With the other track in this episode, the focus on events on Trantor after two months since the attack are grim. The Empire has not found who is responsible as the representatives of the two sides deny it while the evidence is mixed on it. The main focus is on Brother Day here as he knows that a firm hand is needed but he’s dealing with educating Brother Dawn on the right path and seeing that Brother Dusk is starting to falter in a number of ways, though some of it is just a forced interpretation on Day’s part in order to achieve his goals. Dusk is dealing with the weight of a lifetime in this position and is opting for a sense of grace from the Empire, but Day is clear in that with hundreds of millions deal and a massive sprawling scar visible on Trantor, a response is needed. I really liked Pace’s performance as Day throughout this but Terrence Mann as Dusk delivers a really haunting old Emperor who is coping with the guilt and knowledge of the past combined with overseeing a chunk of the period that is seemingly leading to the fall of the Empire.

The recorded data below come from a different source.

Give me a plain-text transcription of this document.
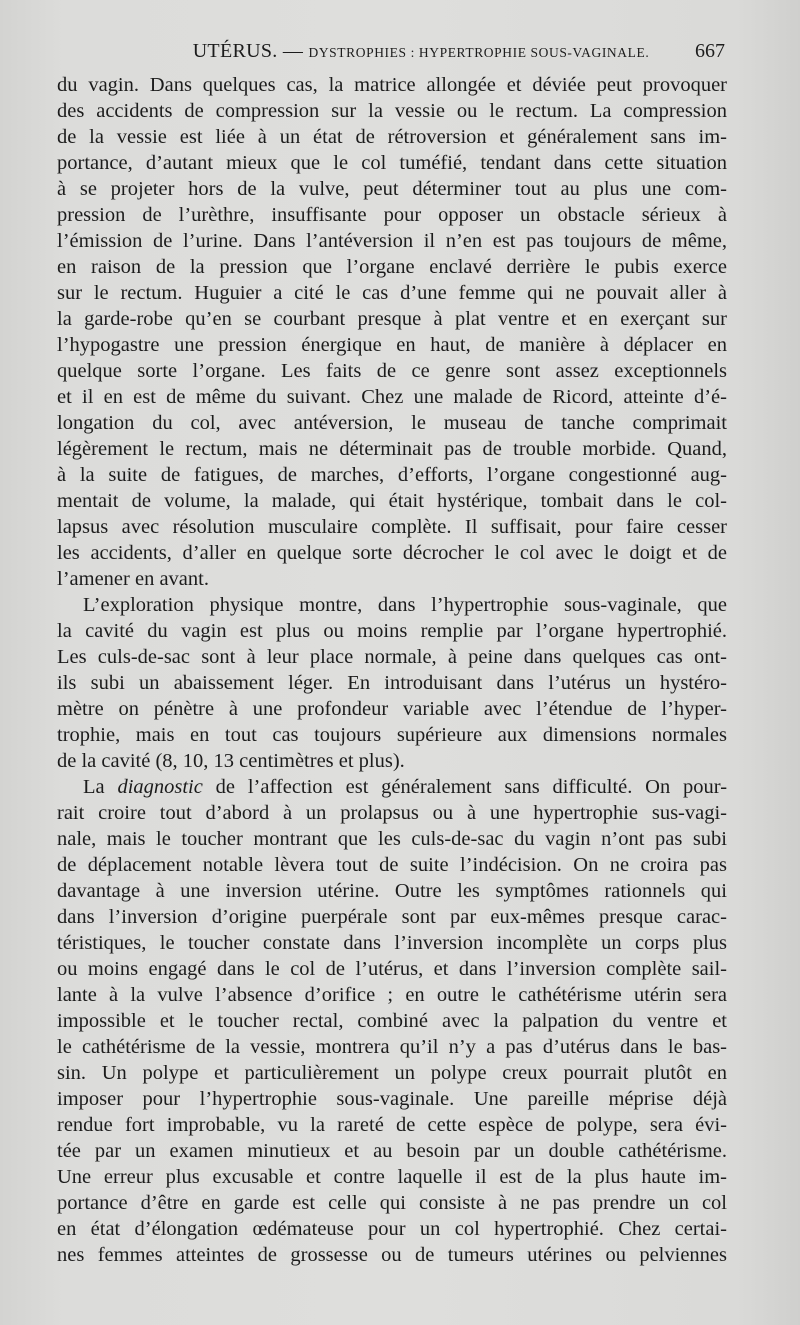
UTÉRUS. — DYSTROPHIES : HYPERTROPHIE SOUS-VAGINALE.	667

du vagin. Dans quelques cas, la matrice allongée et déviée peut provoquer
des accidents de compression sur la vessie ou le rectum. La compression
de la vessie est liée à un état de rétroversion et généralement sans im-
portance, d’autant mieux que le col tuméfié, tendant dans cette situation
à se projeter hors de la vulve, peut déterminer tout au plus une com-
pression de l’urèthre, insuffisante pour opposer un obstacle sérieux à
l’émission de l’urine. Dans l’antéversion il n’en est pas toujours de même,
en raison de la pression que l’organe enclavé derrière le pubis exerce
sur le rectum. Huguier a cité le cas d’une femme qui ne pouvait aller à
la garde-robe qu’en se courbant presque à plat ventre et en exerçant sur
l’hypogastre une pression énergique en haut, de manière à déplacer en
quelque sorte l’organe. Les faits de ce genre sont assez exceptionnels
et il en est de même du suivant. Chez une malade de Ricord, atteinte d’é-
longation du col, avec antéversion, le museau de tanche comprimait
légèrement le rectum, mais ne déterminait pas de trouble morbide. Quand,
à la suite de fatigues, de marches, d’efforts, l’organe congestionné aug-
mentait de volume, la malade, qui était hystérique, tombait dans le col-
lapsus avec résolution musculaire complète. Il suffisait, pour faire cesser
les accidents, d’aller en quelque sorte décrocher le col avec le doigt et de
l’amener en avant.

L’exploration physique montre, dans l’hypertrophie sous-vaginale, que
la cavité du vagin est plus ou moins remplie par l’organe hypertrophié.
Les culs-de-sac sont à leur place normale, à peine dans quelques cas ont-
ils subi un abaissement léger. En introduisant dans l’utérus un hystéro-
mètre on pénètre à une profondeur variable avec l’étendue de l’hyper-
trophie, mais en tout cas toujours supérieure aux dimensions normales
de la cavité (8, 10, 13 centimètres et plus).

La diagnostic de l’affection est généralement sans difficulté. On pour-
rait croire tout d’abord à un prolapsus ou à une hypertrophie sus-vagi-
nale, mais le toucher montrant que les culs-de-sac du vagin n’ont pas subi
de déplacement notable lèvera tout de suite l’indécision. On ne croira pas
davantage à une inversion utérine. Outre les symptômes rationnels qui
dans l’inversion d’origine puerpérale sont par eux-mêmes presque carac-
téristiques, le toucher constate dans l’inversion incomplète un corps plus
ou moins engagé dans le col de l’utérus, et dans l’inversion complète sail-
lante à la vulve l’absence d’orifice ; en outre le cathétérisme utérin sera
impossible et le toucher rectal, combiné avec la palpation du ventre et
le cathétérisme de la vessie, montrera qu’il n’y a pas d’utérus dans le bas-
sin. Un polype et particulièrement un polype creux pourrait plutôt en
imposer pour l’hypertrophie sous-vaginale. Une pareille méprise déjà
rendue fort improbable, vu la rareté de cette espèce de polype, sera évi-
tée par un examen minutieux et au besoin par un double cathétérisme.
Une erreur plus excusable et contre laquelle il est de la plus haute im-
portance d’être en garde est celle qui consiste à ne pas prendre un col
en état d’élongation œdémateuse pour un col hypertrophié. Chez certai-
nes femmes atteintes de grossesse ou de tumeurs utérines ou pelviennes
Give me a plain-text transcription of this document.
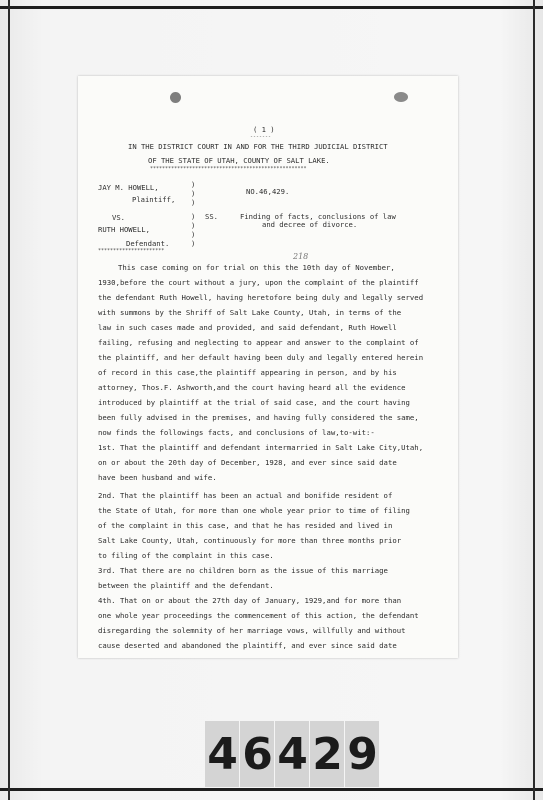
( 1 )
-------
IN THE DISTRICT COURT IN AND FOR THE THIRD JUDICIAL DISTRICT
OF THE STATE OF UTAH, COUNTY OF SALT LAKE.
****************************************************
JAY M. HOWELL,
Plaintiff,
VS.
RUTH HOWELL,
Defendant.
**********************
)
)
)
)
)
)
)
NO.46,429.
SS.	Finding of facts, conclusions of law
and decree of divorce.
218
This case coming on for trial on this the 10th day of November,
1930,before the court without a jury, upon the complaint of the plaintiff
the defendant Ruth Howell, having heretofore being duly and legally served
with summons by the Shriff of Salt Lake County, Utah, in terms of the
law in such cases made and provided, and said defendant, Ruth Howell
failing, refusing and neglecting to appear and answer to the complaint of
the plaintiff, and her default having been duly and legally entered herein
of record in this case,the plaintiff appearing in person, and by his
attorney, Thos.F. Ashworth,and the court having heard all the evidence
introduced by plaintiff at the trial of said case, and the court having
been fully advised in the premises, and having fully considered the same,
now finds the followings facts, and conclusions of law,to-wit:-
1st. That the plaintiff and defendant intermarried in Salt Lake City,Utah,
on or about the 20th day of December, 1928, and ever since said date
have been husband and wife.
2nd. That the plaintiff has been an actual and bonifide resident of
the State of Utah, for more than one whole year prior to time of filing
of the complaint in this case, and that he has resided and lived in
Salt Lake County, Utah, continuously for more than three months prior
to filing of the complaint in this case.
3rd. That there are no children born as the issue of this marriage
between the plaintiff and the defendant.
4th. That on or about the 27th day of January, 1929,and for more than
one whole year proceedings the commencement of this action, the defendant
disregarding the solemnity of her marriage vows, willfully and without
cause deserted and abandoned the plaintiff, and ever since said date
4 6 4 2 9
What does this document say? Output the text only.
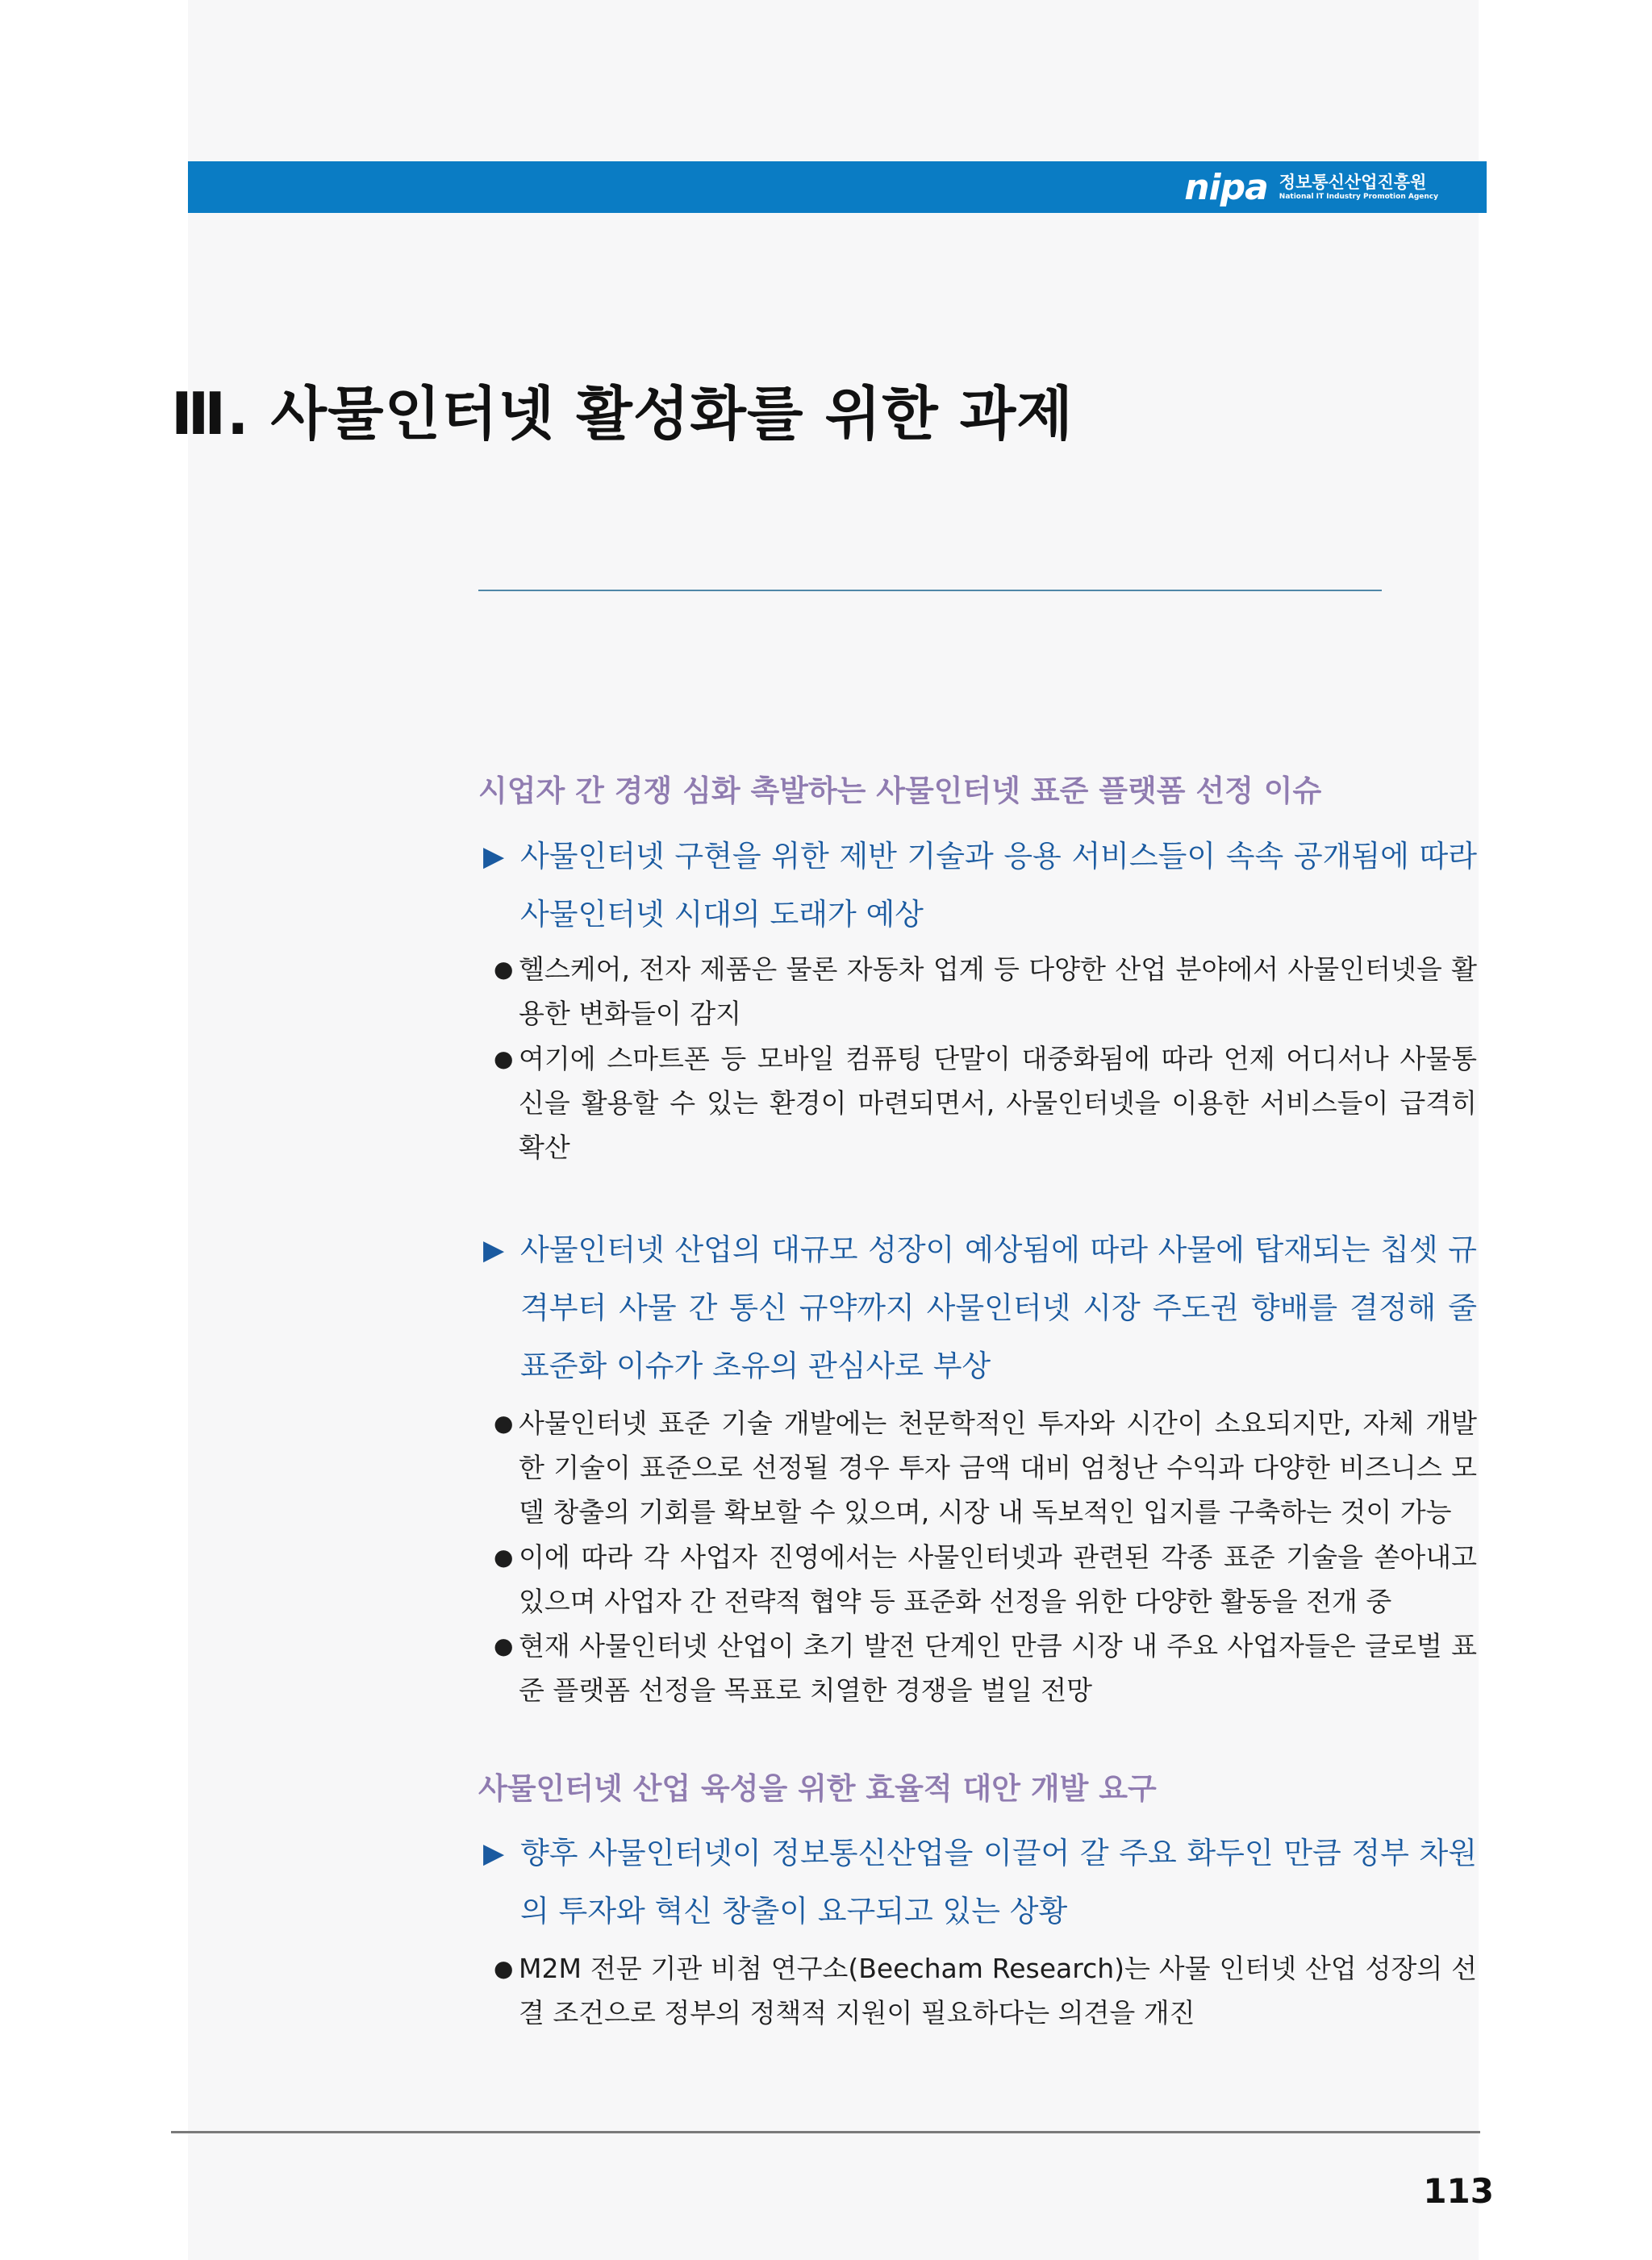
nipa 정보통신산업진흥원
National IT Industry Promotion Agency
Ⅲ. 사물인터넷 활성화를 위한 과제
시업자 간 경쟁 심화 촉발하는 사물인터넷 표준 플랫폼 선정 이슈
▶ 사물인터넷 구현을 위한 제반 기술과 응용 서비스들이 속속 공개됨에 따라 사물인터넷 시대의 도래가 예상
● 헬스케어, 전자 제품은 물론 자동차 업계 등 다양한 산업 분야에서 사물인터넷을 활용한 변화들이 감지
● 여기에 스마트폰 등 모바일 컴퓨팅 단말이 대중화됨에 따라 언제 어디서나 사물통신을 활용할 수 있는 환경이 마련되면서, 사물인터넷을 이용한 서비스들이 급격히 확산
▶ 사물인터넷 산업의 대규모 성장이 예상됨에 따라 사물에 탑재되는 칩셋 규격부터 사물 간 통신 규약까지 사물인터넷 시장 주도권 향배를 결정해 줄 표준화 이슈가 초유의 관심사로 부상
● 사물인터넷 표준 기술 개발에는 천문학적인 투자와 시간이 소요되지만, 자체 개발한 기술이 표준으로 선정될 경우 투자 금액 대비 엄청난 수익과 다양한 비즈니스 모델 창출의 기회를 확보할 수 있으며, 시장 내 독보적인 입지를 구축하는 것이 가능
● 이에 따라 각 사업자 진영에서는 사물인터넷과 관련된 각종 표준 기술을 쏟아내고 있으며 사업자 간 전략적 협약 등 표준화 선정을 위한 다양한 활동을 전개 중
● 현재 사물인터넷 산업이 초기 발전 단계인 만큼 시장 내 주요 사업자들은 글로벌 표준 플랫폼 선정을 목표로 치열한 경쟁을 벌일 전망
사물인터넷 산업 육성을 위한 효율적 대안 개발 요구
▶ 향후 사물인터넷이 정보통신산업을 이끌어 갈 주요 화두인 만큼 정부 차원의 투자와 혁신 창출이 요구되고 있는 상황
● M2M 전문 기관 비첨 연구소(Beecham Research)는 사물 인터넷 산업 성장의 선결 조건으로 정부의 정책적 지원이 필요하다는 의견을 개진
113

There are a lot of good moments with Day and Dusk across this, including the public executions to help keep the public in line and focused, but I was really keyed into what Brother Dawn was like throughout it. His responses were normal, and being involved in the executions even just a witness has him asking the right questions. But we see here that he spends a lot of time with Demerzel as she helps with his education. During one of Dusk’s expeditions she ends up hurt and it’s at this point that we see that they are working with the combined larger universe here, though no names are said. It appears that the Emperors here know what Demerzel is as well as Dawn watches as she peels away the skins and repairs herself, and uses the time to talk about how she’s helped him and his predecessors for a very long time. While I’m still pushing for a Caves of Steel series or film, getting this potential introduction here just made me giddy beyond words.

In Summary:
Foundation is hitting a lot of strong marks for me and delivering some gorgeous work with the set design, costume work, and the performances themselves. While the original work inspired a huge amount of science fiction that followed, what we get here feels fresh and new, operating with grandeur and scale that most other properties are afraid to really engage with. And that helps to take it to a whole other level. At the same time, it spends a lot of time at the smaller and more personal level with the characters as they navigate these tumultuous times where everything they know has been upended. The first episode set the table perfectly and this one builds upon it just right, leaving me very excited for the next course.